The Morning Brief: Pershing Square Trims Stake for Tax Reasons

Bill Ackman’s Pershing Square Capital Management is taking steps to soften the tax blow for some of its investors already reeling from huge losses this year. Last Thursday the activist hedge fund firm disclosed that it had sold nearly 2.3 million shares of chemicals producer Platform Specialty Products Corp., leaving it with about 40.45 million, or 14.5 percent of the total outstanding.

In a regulatory filing, New York–based Pershing Square said it sold “high-cost-basis shares” for two onshore partnerships that have U.S.-taxable investors so the funds could generate a tax loss for their investors. Pershing Square International and Pershing Square Holdings, the firm’s two offshore funds, didn’t sell any Platform Specialty shares. PSI was off 16.7 percent for the year through November 6, while publicly traded PSH was down 20.7 percent year-to-date as of November 8.

___

Boaz Weinstein’s $1.1 billion–plus Saba Capital Offshore Fund surged about 3.90 percent in October, boosting its gains for the year to 10.80 percent, according to the HSBC Holdings hedge fund database. We noted earlier that New York–based Saba Capital Management has been making sizable bets on closed-end mutual funds.

___

Barington Partners, the activist hedge fund managed by James Mitarotonda’s Barington Capital Group, was down roughly 0.60 percent last month. That drop left the New York outfit, which manages about $150 million, with a gain of 12.45 percent so far this year.

Sponsored

___

Société Générale Prime Services reported that its flagship SG CTA Index posted a 2.60 percent loss in October, its second consecutive down month. As a result, the index has fallen 1.68 percent for the year. The SG Short Term Traders Index lost 2.15 percent in October and is now off 1.57 percent year-to-date; the SG Trend Index fell 3.87 percent last month, extending its loss for the year to 5.61 percent.

The SG Trend Indicator index fared even worse: After dropping nearly 5 percent in October, it’s down 7.69 percent for 2016. “Losses in the Trend Indicator stemmed from the commodity and bond sectors,” Société Générale pointed out in its announcement. “Specifically these losses were predominantly driven by short positions in precious metals and long positions in energy, as well as long European government bond positions.” Currencies were the only sector to contribute positive trend-following returns, SocGen added, mostly thanks to a strong U.S. dollar versus the British pound and the euro.

___

Asian hedge funds enjoyed strong gains in the third quarter.
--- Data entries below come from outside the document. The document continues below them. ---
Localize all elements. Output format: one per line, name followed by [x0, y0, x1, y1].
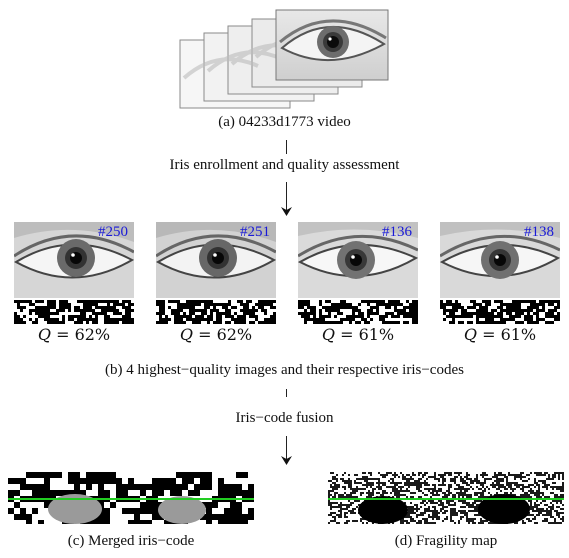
merged-caption: (c) Merged iris−code [67, 533, 195, 549]
quality-value: 62% [216, 325, 253, 344]
quality-score: Q = 62% [14, 325, 134, 344]
frame-card: #251 Q = 62% [156, 222, 276, 344]
quality-eq: = [334, 325, 359, 344]
iris-code-strip [156, 300, 276, 324]
quality-eq: = [50, 325, 75, 344]
frame-id-label: #251 [240, 224, 270, 240]
frame-card: #136 Q = 61% [298, 222, 418, 344]
fusion-step-label: Iris−code fusion [235, 410, 334, 426]
iris-code-strip [298, 300, 418, 324]
quality-value: 61% [500, 325, 537, 344]
quality-var: Q [179, 325, 193, 344]
quality-value: 61% [358, 325, 395, 344]
frame-id-label: #136 [382, 224, 412, 240]
quality-score: Q = 62% [156, 325, 276, 344]
iris-code-strip [440, 300, 560, 324]
eye-image: #250 [14, 222, 134, 298]
frame-id-label: #250 [98, 224, 128, 240]
connector-a2 [286, 182, 287, 210]
merged-iris-code [8, 472, 254, 524]
connector-b [286, 389, 287, 397]
fragility-caption: (d) Fragility map [394, 533, 498, 549]
quality-score: Q = 61% [440, 325, 560, 344]
frame-card: #138 Q = 61% [440, 222, 560, 344]
quality-score: Q = 61% [298, 325, 418, 344]
iris-code-strip [14, 300, 134, 324]
eye-image: #251 [156, 222, 276, 298]
quality-var: Q [463, 325, 477, 344]
quality-value: 62% [74, 325, 111, 344]
quality-var: Q [37, 325, 51, 344]
quality-eq: = [192, 325, 217, 344]
quality-eq: = [476, 325, 501, 344]
frame-card: #250 Q = 62% [14, 222, 134, 344]
eye-image: #138 [440, 222, 560, 298]
eye-image: #136 [298, 222, 418, 298]
images-caption: (b) 4 highest−quality images and their r… [105, 362, 464, 378]
arrow-down-icon [281, 207, 292, 216]
connector-a [286, 140, 287, 154]
frame-id-label: #138 [524, 224, 554, 240]
fragility-map [328, 472, 564, 524]
quality-var: Q [321, 325, 335, 344]
video-caption: (a) 04233d1773 video [218, 114, 351, 130]
video-frame-stack [178, 8, 390, 112]
connector-b2 [286, 436, 287, 460]
arrow-down-icon [281, 456, 292, 465]
enrollment-step-label: Iris enrollment and quality assessment [169, 157, 400, 173]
The HFRI Emerging Markets: China Index jumped 7.5 percent, putting it slightly in the black for 2016, according to Hedge Fund Research. The HFRI Emerging Markets: Asia-ex Japan Index rose 6.7 percent and is now up between 4 percent and 5 percent for the year.

___

Seth Klarman’s Baupost Group liquidated its stake in ChipMOS TECHNOLOGIES (Bermuda) as of October 31. The Boston-based hedge fund firm had owned 3.75 million shares of the semiconductor testing and assembly services provider at the end of the second quarter.

Baupost also slashed its position in Kindred Biosciences by more than two thirds, to about 965,000 shares, or 4.85 percent of the total outstanding. At the end of the second quarter it had held 3 million shares of the development-stage biopharmaceutical company.

___

In its recently issued quarterly report, private equity giant Carlyle Group said that $400 million invested in petroleum commodities by one of its hedge funds and certain structured finance vehicles managed by a Carlyle affiliate was “misappropriated by third parties outside the U.S.” The loss is related to a Moroccan oil refinery deal, the Wall Street Journal reported last week, citing people familiar with the matter. The plan was for the hedge fund, Vermillion, to get a cut of revenue from Société Anonyme Marocaine de l’Industrie du Raffinage, but Moroccan authorities seized the facility last year after it suffered financial woes. This year the refinery was put into liquidation, according to the Journal.